According to Long, more than half of the two million malware samples provided by DARPA had at least one image embedded.
The automated analysis of malware images has two main stages: identifying malware samples using visually similar image sets, and classifying the images (e.g. fake antiviruses, installers, game-related threats).
For the first component, Invincea relied on a technique known as “Average Hash.” This technique involves reducing an image to grayscale, stretching it or shrinking it to a certain size, increasing its contrast, and converting it to a binary vector. After an average pixel value is obtained, a hash is generated by comparing the value of each pixel to this average.
This allows the analysis system to efficiently compare a malware image with images from a given set regardless of their contrast, scale, or color scheme.
The classification of malware images into categories relies on the Google Image Search API and user-defined queries.
“For the image classification work, we used Google Image Search results to get images representing the various semantic classes of interest. So for example, if you want training data for Internet Explorer icons, you do a search for ‘internet explore’” with some advanced search settings to narrow down the results to just icons,” Long explained.
For some of the tested categories, such as fake word processors, researchers obtained very good results, but in other categories the malware images were misclassified at an unacceptable rate.

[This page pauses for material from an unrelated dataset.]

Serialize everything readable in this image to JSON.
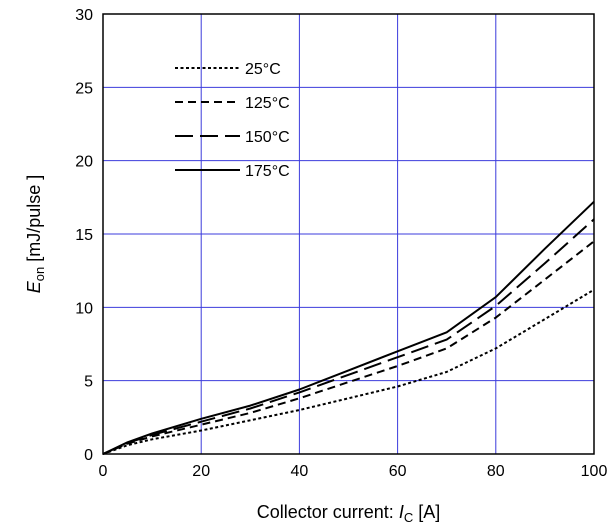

“The goal in our research was to make this process entirely automated. Malware authors are using automated processes to produce an essentially endless stream of polymorphic variants from a single malware sample, so malware analysts must begin to rely more on automated approaches as well,” Long said.
“Using our approach, the extraction, comparison, and visualization of matching images is done completely automatically so an analyst can go from receiving 200,000 fresh new malware samples that he knows nothing about, to seeing a ‘social network’ of their shared images with literally the push of a button,” the expert noted. “[The image classification] process was also entirely automated, so choosing how you want to classify malware images is as simple as adding a few words (like ‘anti-virus’) for the new search query, to the list of queries in our system.”
Processing images often requires a lot of system resources, but Invincea has attempted to develop an analysis system that works efficiently.
“Staying in the theme of scalability, we focused on approaches that would be computationally-cheap. Average hash is a good example of that, as the entire algorithm takes 20-30 lines of code in python and is nearly instantaneous to run,” Long told SecurityWeek. “In order to maintain effective performance when performing image matching across potentially millions of images, we used the open source library, FLANN, which is short for ‘Fast Light-Weight Approximation of Nearest Neighbors.’ This uses a technique that is much more complex than kNN to approximate the results of kNN without having to perform the costly pair-wise comparisons between every possible pair of images. This allows us to do nearest neighbor calculations across hundreds of thousands of images in a few seconds, making any performance impact virtually negligible.”
Before image analysis can be integrated into a commercial solution, the overall accuracy of the system needs to be improved, the researcher said.
“This work was performed near the tail end of a 4 year DARPA-backed program, so our main goal was just publishing the idea into the community. We wanted to demonstrate that the concept had potential, which I believe we did,” Long said.